Ia menambahkan bahwa tidak ada bukti ilmiah yang mengaitkan konsumsi kerang dengan autisme, berbeda dengan merokok, alkohol, dan makanan mentah yang memang terbukti berdampak negatif pada janin. Oleh karena itu, ibu hamil perlu lebih selektif dalam memilih makanan demi kesehatan bayi yang dikandung, dilansir Merdeka.com dari berbagai sumber, Selasa (4/2/2025).
Advertisement
Terdapat Berbagai Faktor yang Berkontribusi Terhadap Autisme
Victor menjelaskan bahwa terdapat berbagai faktor yang berhubungan dengan autisme pada individu. "Autis itu kan ibaratnya ada 1001 faktor, bisa faktor bawaan, paparan sesuatu, atau faktor lain yang kita tidak ketahui," ungkap lulusan fakultas kedokteran Universitas Indonesia ini.
Hal ini menunjukkan bahwa penyebab autisme sangat kompleks dan tidak dapat disederhanakan hanya pada satu aspek saja. Berbagai elemen seperti genetik, lingkungan, dan pengalaman hidup dapat berkontribusi terhadap perkembangan kondisi ini.
Advertisement
Faktor Risiko Autisme pada Anak
Penyebab pasti autisme masih belum diketahui, tetapi kemungkinan besar berkaitan dengan gangguan pada bagian otak yang bertugas menginterpretasikan masukan sensorik dan memproses bahasa. Autisme lebih sering terjadi pada anak laki-laki dengan rasio empat banding satu dibandingkan anak perempuan.

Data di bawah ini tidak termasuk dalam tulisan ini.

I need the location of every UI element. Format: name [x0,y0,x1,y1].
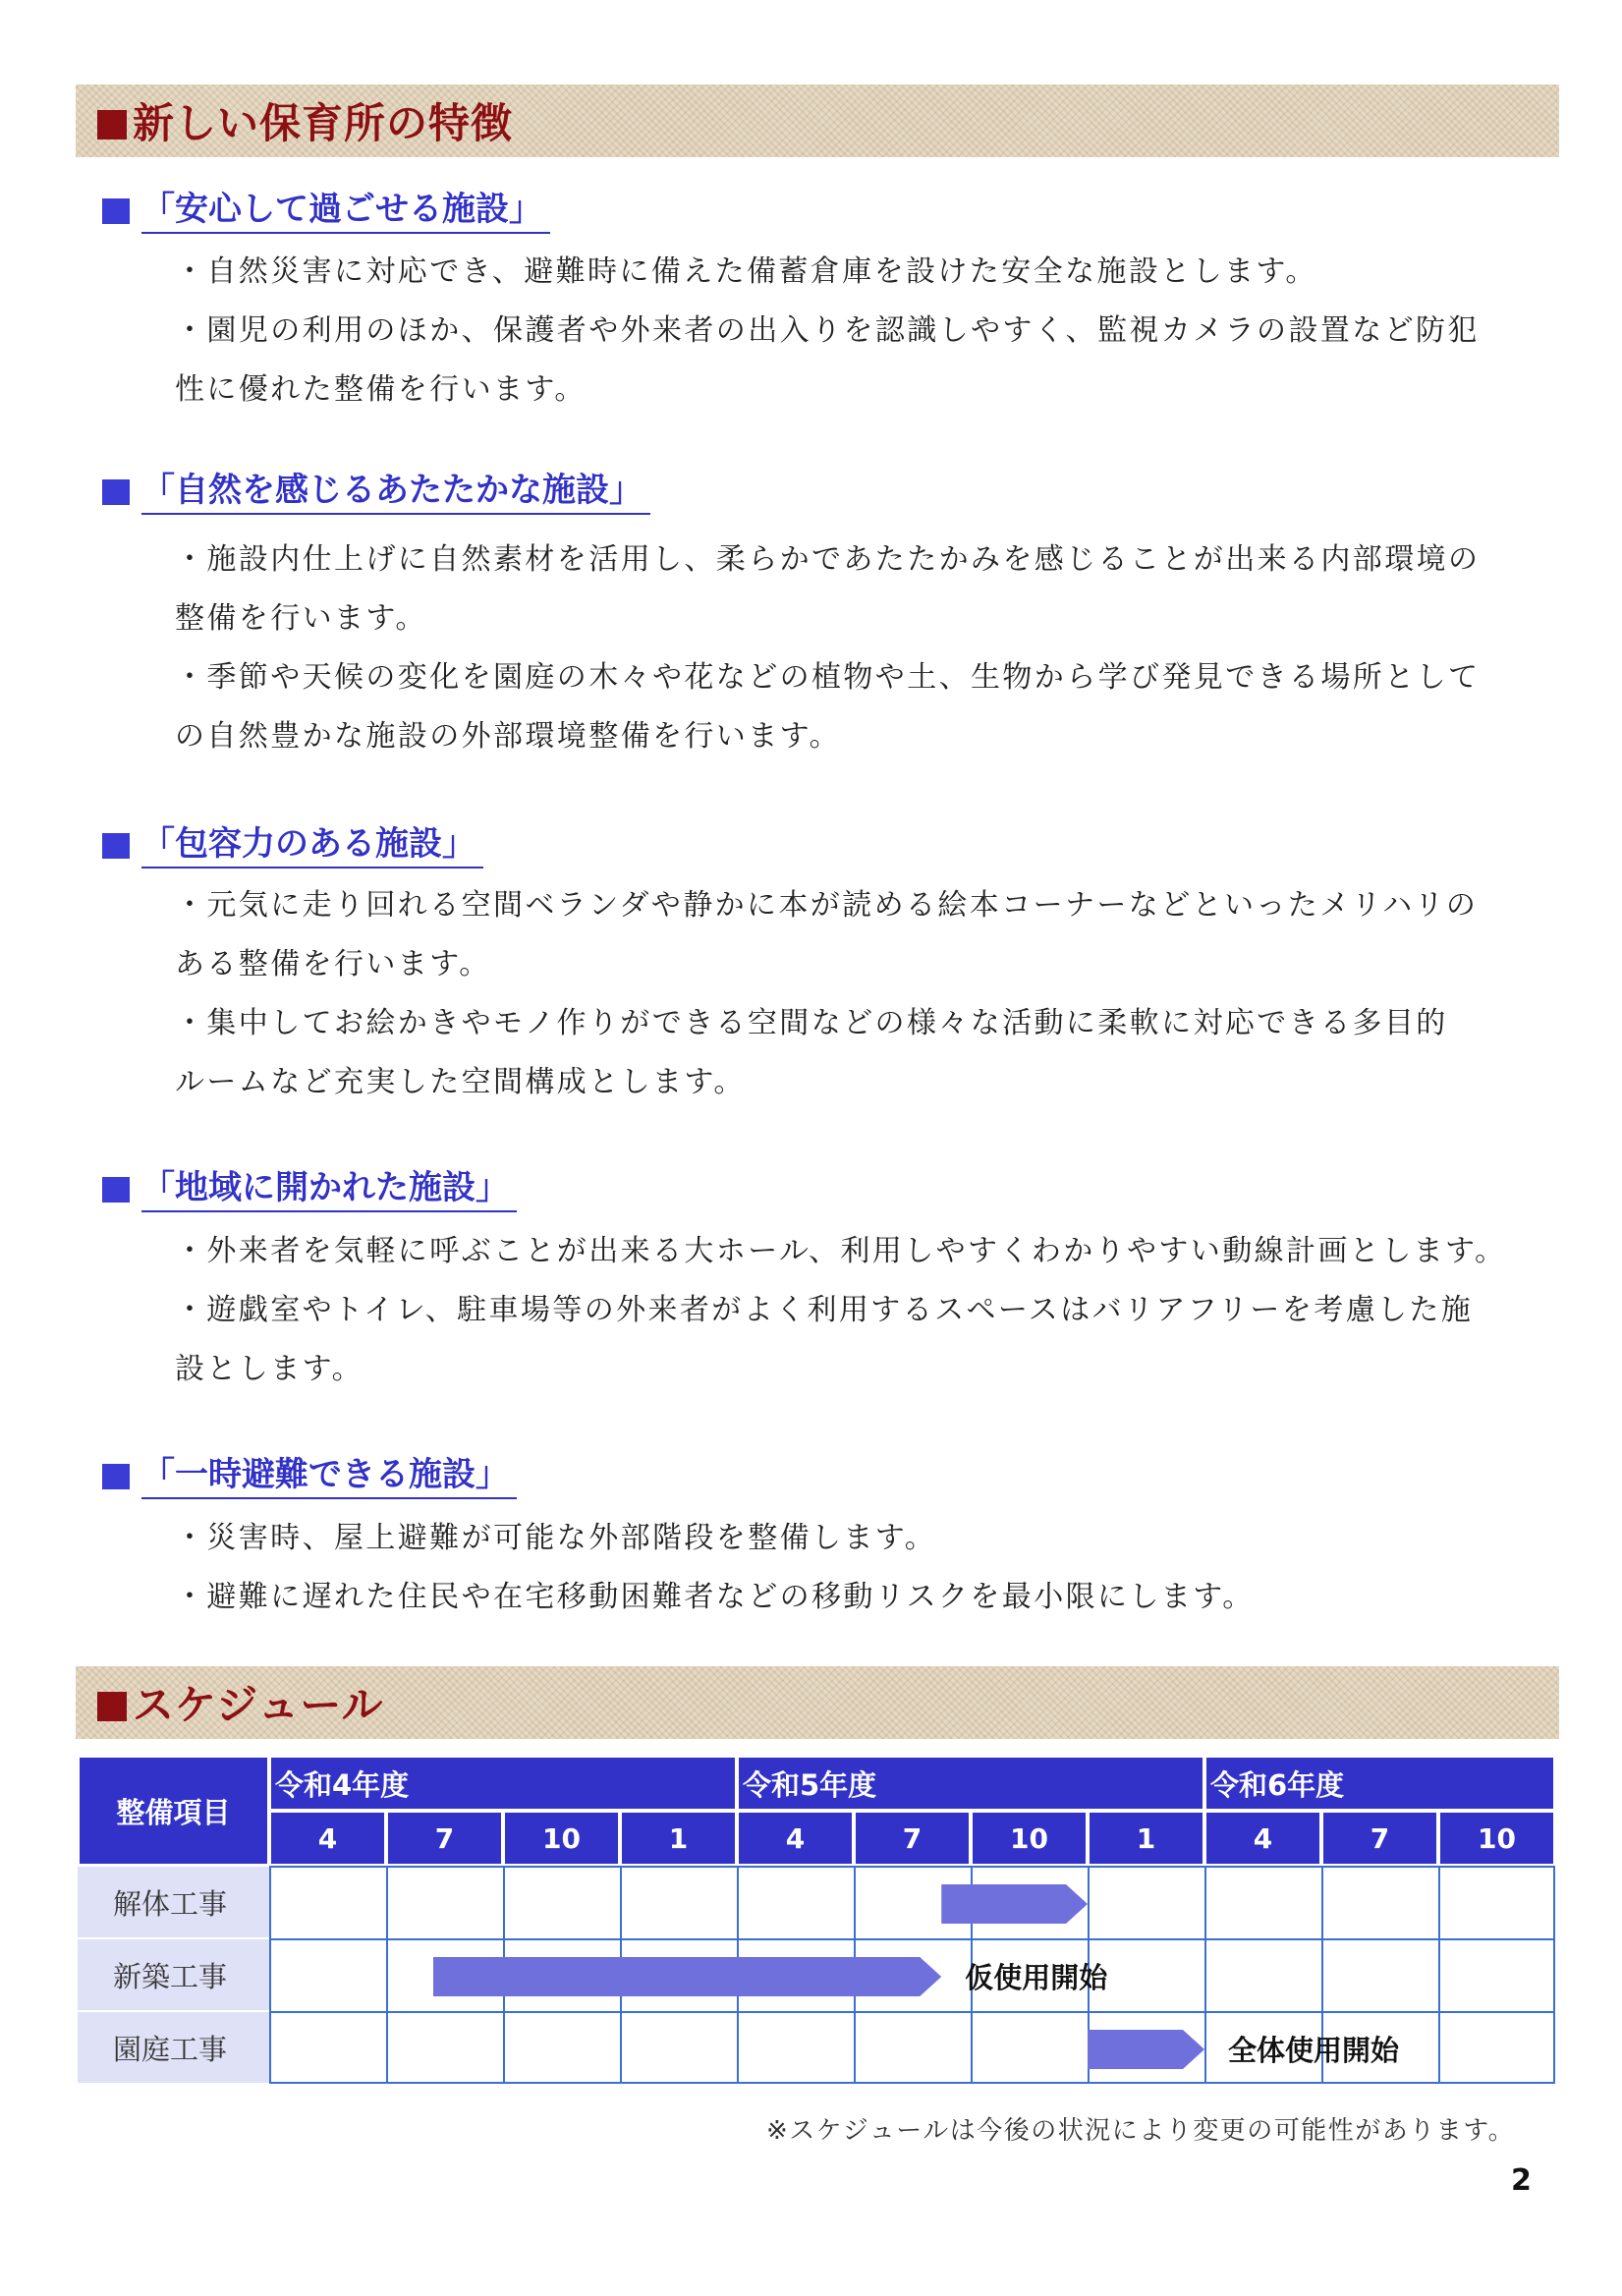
subsection-header-inclusive [102,823,483,868]
schedule-cell [386,1866,503,1938]
body-line: の自然豊かな施設の外部環境整備を行います。 [175,719,841,754]
features-heading-band [76,84,1559,157]
subsection-header-community [102,1167,517,1212]
body-line: ・集中してお絵かきやモノ作りができる空間などの様々な活動に柔軟に対応できる多目的 [175,1006,1448,1040]
schedule-cell [620,1866,737,1938]
subsection-title: 「包容力のある施設」 [141,823,483,868]
subsection-body-inclusive [175,876,1550,1112]
year-header: 令和6年度 [1204,1756,1555,1811]
body-line: 性に優れた整備を行います。 [175,372,587,407]
quarter-header: 10 [971,1811,1088,1866]
subsection-title: 「安心して過ごせる施設」 [141,189,550,234]
body-line: 整備を行います。 [175,601,427,636]
schedule-cell [854,2011,971,2084]
subsection-header-evacuation [102,1454,517,1499]
row-label: 解体工事 [78,1867,269,1937]
schedule-note: ※スケジュールは今後の状況により変更の可能性があります。 [766,2116,1516,2146]
year-header: 令和5年度 [737,1756,1204,1811]
subsection-title: 「地域に開かれた施設」 [141,1167,517,1212]
milestone-label: 全体使用開始 [1228,2034,1400,2067]
body-line: ・外来者を気軽に呼ぶことが出来る大ホール、利用しやすくわかりやすい動線計画とします。 [175,1234,1507,1268]
schedule-cell [503,2011,620,2084]
quarter-header: 1 [620,1811,737,1866]
schedule-cell [1438,2011,1555,2084]
schedule-bar [1088,2030,1204,2069]
subsection-body-safe [175,243,1550,420]
schedule-table [78,1756,1553,2086]
schedule-cell [503,1866,620,1938]
schedule-cell [269,2011,386,2084]
row-label: 園庭工事 [78,2012,269,2083]
subsection-title: 「自然を感じるあたたかな施設」 [141,470,650,515]
body-line: ・季節や天候の変化を園庭の木々や花などの植物や土、生物から学び発見できる場所として [175,660,1481,695]
body-line: ・遊戯室やトイレ、駐車場等の外来者がよく利用するスペースはバリアフリーを考慮した施 [175,1293,1474,1327]
schedule-cell [269,1938,386,2011]
schedule-cell [386,2011,503,2084]
page-number: 2 [1511,2163,1532,2198]
schedule-cell [1088,1866,1204,1938]
schedule-cell [737,1866,854,1938]
square-bullet-icon [102,833,130,859]
body-line: ある整備を行います。 [175,947,491,981]
subsection-header-nature [102,470,650,515]
subsection-body-evacuation [175,1509,1550,1627]
schedule-cell [971,2011,1088,2084]
schedule-bar [433,1957,942,1996]
square-bullet-icon [97,110,127,140]
schedule-cell [1438,1938,1555,2011]
quarter-header: 4 [269,1811,386,1866]
schedule-bar [941,1884,1088,1924]
row-label: 新築工事 [78,1939,269,2010]
features-heading: 新しい保育所の特徴 [133,99,514,147]
quarter-header: 7 [386,1811,503,1866]
schedule-cell [1204,1938,1321,2011]
subsection-body-community [175,1222,1550,1399]
body-line: ・元気に走り回れる空間ベランダや静かに本が読める絵本コーナーなどといったメリハリの [175,888,1479,923]
schedule-cell [1321,1938,1438,2011]
quarter-header: 4 [1204,1811,1321,1866]
item-header: 整備項目 [78,1756,269,1866]
subsection-body-nature [175,531,1550,766]
schedule-heading: スケジュール [133,1681,384,1729]
schedule-cell [1204,1866,1321,1938]
body-line: 設とします。 [175,1352,364,1386]
milestone-label: 仮使用開始 [965,1961,1108,1994]
body-line: ・災害時、屋上避難が可能な外部階段を整備します。 [175,1521,937,1555]
year-header: 令和4年度 [269,1756,737,1811]
quarter-header: 4 [737,1811,854,1866]
square-bullet-icon [102,1464,130,1489]
schedule-cell [620,2011,737,2084]
schedule-cell [1321,1866,1438,1938]
square-bullet-icon [97,1692,127,1721]
quarter-header: 1 [1088,1811,1204,1866]
square-bullet-icon [102,198,130,224]
quarter-header: 7 [1321,1811,1438,1866]
subsection-title: 「一時避難できる施設」 [141,1454,517,1499]
body-line: ・園児の利用のほか、保護者や外来者の出入りを認識しやすく、監視カメラの設置など防犯 [175,313,1480,348]
square-bullet-icon [102,1177,130,1203]
quarter-header: 7 [854,1811,971,1866]
schedule-cell [269,1866,386,1938]
body-line: ルームなど充実した空間構成とします。 [175,1065,746,1099]
square-bullet-icon [102,479,130,505]
schedule-heading-band [76,1666,1559,1739]
quarter-header: 10 [503,1811,620,1866]
body-line: ・自然災害に対応でき、避難時に備えた備蓄倉庫を設けた安全な施設とします。 [175,254,1317,289]
schedule-cell [737,2011,854,2084]
schedule-cell [1438,1866,1555,1938]
body-line: ・避難に遅れた住民や在宅移動困難者などの移動リスクを最小限にします。 [175,1580,1255,1614]
subsection-header-safe [102,189,550,234]
quarter-header: 10 [1438,1811,1555,1866]
body-line: ・施設内仕上げに自然素材を活用し、柔らかであたたかみを感じることが出来る内部環境の [175,542,1481,577]
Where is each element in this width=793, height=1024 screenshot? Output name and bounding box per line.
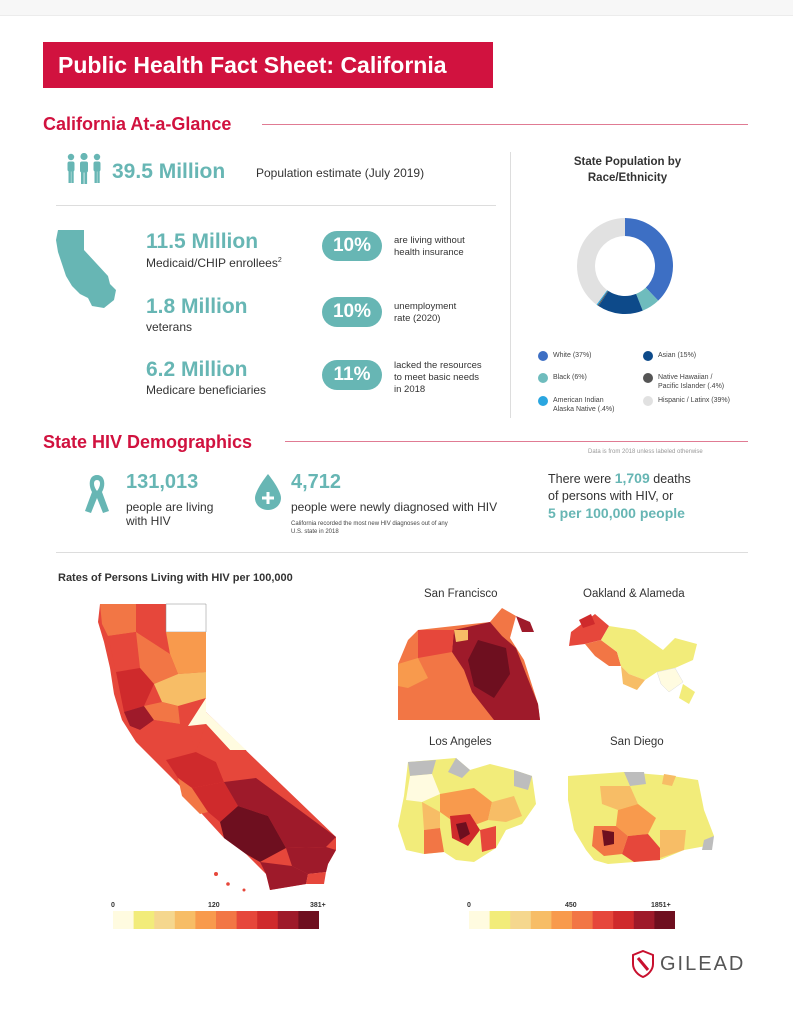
legend-swatch [643,373,653,383]
state-scale-mid: 120 [208,902,220,909]
scale-swatch [490,911,511,929]
oakland-alameda-map [565,612,705,712]
california-hiv-map [96,602,346,892]
race-chart-title: State Population by Race/Ethnicity [573,156,682,184]
city-scale-max: 1851+ [651,902,671,909]
gilead-logo-text: GILEAD [660,952,746,975]
population-value: 39.5 Million [112,160,226,183]
population-label: Population estimate (July 2019) [256,166,425,180]
section-rule [285,441,748,442]
state-color-scale [113,911,319,929]
medicare-value: 6.2 Million [146,358,248,381]
scale-swatch [278,911,299,929]
section-heading-glance: California At-a-Glance [43,114,232,134]
gilead-shield-icon [632,950,654,978]
browser-top-strip [0,0,793,16]
race-donut-chart [575,216,675,316]
donut-slice-hispanic-latinx [577,218,625,305]
scale-swatch [593,911,614,929]
basic-needs-text: lacked the resources to meet basic needs in 2018 [394,360,482,395]
scale-swatch [154,911,175,929]
medicaid-value: 11.5 Million [146,230,259,253]
scale-swatch [613,911,634,929]
legend-black: Black (6%) [538,373,587,383]
scale-swatch [257,911,278,929]
legend-hispanic: Hispanic / Latinx (39%) [643,396,730,406]
california-state-icon [52,228,130,310]
veterans-value: 1.8 Million [146,295,248,318]
state-scale-min: 0 [111,902,115,909]
veterans-label: veterans [146,320,193,334]
map-label-san-diego: San Diego [610,736,664,748]
ribbon-icon [82,473,112,515]
uninsured-text: are living without health insurance [394,235,465,258]
legend-asian: Asian (15%) [643,351,696,361]
section-heading-hiv: State HIV Demographics [43,432,253,452]
scale-swatch [572,911,593,929]
legend-swatch [643,351,653,361]
legend-nhpi: Native Hawaiian / Pacific Islander (.4%) [643,373,724,391]
living-hiv-value: 131,013 [126,471,199,493]
san-francisco-map [398,608,548,724]
scale-swatch [469,911,490,929]
gilead-logo [632,950,745,978]
scale-swatch [551,911,572,929]
map-label-los-angeles: Los Angeles [429,736,492,748]
divider [56,552,748,553]
new-diagnoses-label: people were newly diagnosed with HIV [291,500,498,514]
legend-swatch [538,351,548,361]
new-diagnoses-note: California recorded the most new HIV diagnoses out of any U.S. state in 2018 [291,521,448,535]
city-scale-min: 0 [467,902,471,909]
city-scale-mid: 450 [565,902,577,909]
medicare-label: Medicare beneficiaries [146,383,267,397]
page-title: Public Health Fact Sheet: California [43,42,493,88]
unemployment-pill: 10% [322,297,382,327]
scale-swatch [510,911,531,929]
donut-slice-white [625,218,673,301]
new-diagnoses-value: 4,712 [291,471,342,493]
map-label-oakland: Oakland & Alameda [583,588,685,600]
map-label-san-francisco: San Francisco [424,588,498,600]
scale-swatch [175,911,196,929]
los-angeles-map [396,756,546,866]
people-icon [66,153,102,185]
scale-swatch [298,911,319,929]
data-note: Data is from 2018 unless labeled otherwise [588,449,703,455]
deaths-stat: There were 1,709 deaths of persons with HIV, or 5 per 100,000 people [548,470,691,521]
scale-swatch [113,911,134,929]
state-scale-max: 381+ [310,902,326,909]
section-rule [262,124,748,125]
uninsured-pill: 10% [322,231,382,261]
blood-drop-icon [253,472,283,512]
basic-needs-pill: 11% [322,360,382,390]
medicaid-label: Medicaid/CHIP enrollees$^2$ [146,256,282,270]
living-hiv-label: people are living with HIV [126,500,214,528]
scale-swatch [216,911,237,929]
scale-swatch [634,911,655,929]
scale-swatch [654,911,675,929]
vertical-divider [510,152,511,418]
legend-swatch [538,396,548,406]
scale-swatch [237,911,258,929]
maps-title: Rates of Persons Living with HIV per 100,000 [58,572,293,584]
legend-swatch [643,396,653,406]
legend-swatch [538,373,548,383]
city-color-scale [469,911,675,929]
san-diego-map [564,770,718,866]
scale-swatch [531,911,552,929]
scale-swatch [195,911,216,929]
divider [56,205,496,206]
legend-aian: American Indian Alaska Native (.4%) [538,396,614,414]
legend-white: White (37%) [538,351,592,361]
unemployment-text: unemployment rate (2020) [394,301,457,324]
scale-swatch [134,911,155,929]
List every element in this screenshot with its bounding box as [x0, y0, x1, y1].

Kondisi ini dapat dialami oleh siapa saja tanpa dipengaruhi oleh ras, etnis, atau latar belakang sosial. Selain itu, faktor seperti pendapatan keluarga, gaya hidup, dan tingkat pendidikan tidak berperan dalam meningkatkan risiko autisme. Namun, beberapa faktor dapat meningkatkan kemungkinan anak mengalami autisme.
Risiko lebih tinggi ditemukan pada anak dengan orang tua yang berusia lebih tua. Ibu hamil yang terpapar zat berbahaya seperti alkohol dan obat anti-kejang juga berisiko melahirkan anak dengan autisme. Kondisi kesehatan ibu, seperti diabetes dan obesitas, turut menjadi faktor risiko. Selain itu, penelitian mengaitkan autisme dengan fenilketonuria yang tidak diobati (PKU) serta infeksi rubella selama kehamilan.
Advertisement
Memahami Autisme
Gangguan spektrum autisme (ASD) atau yang lebih dikenal dengan sebutan autisme adalah sebuah kondisi yang berkaitan dengan perkembangan saraf. Menurut informasi dari Cleveland Clinic, individu yang mengalami autisme cenderung memiliki cara berperilaku, berinteraksi, dan belajar yang berbeda dibandingkan dengan orang pada umumnya.
Mereka sering kali menghadapi tantangan dalam berinteraksi secara sosial serta dalam memahami dan menggunakan komunikasi baik verbal maupun nonverbal. Autisme merupakan suatu kondisi yang berada dalam spektrum, sehingga jenis dan tingkat keparahan gejala yang muncul dapat bervariasi.
Dengan demikian, tidak ada karakteristik tunggal yang dapat digunakan untuk mendefinisikan ASD secara keseluruhan.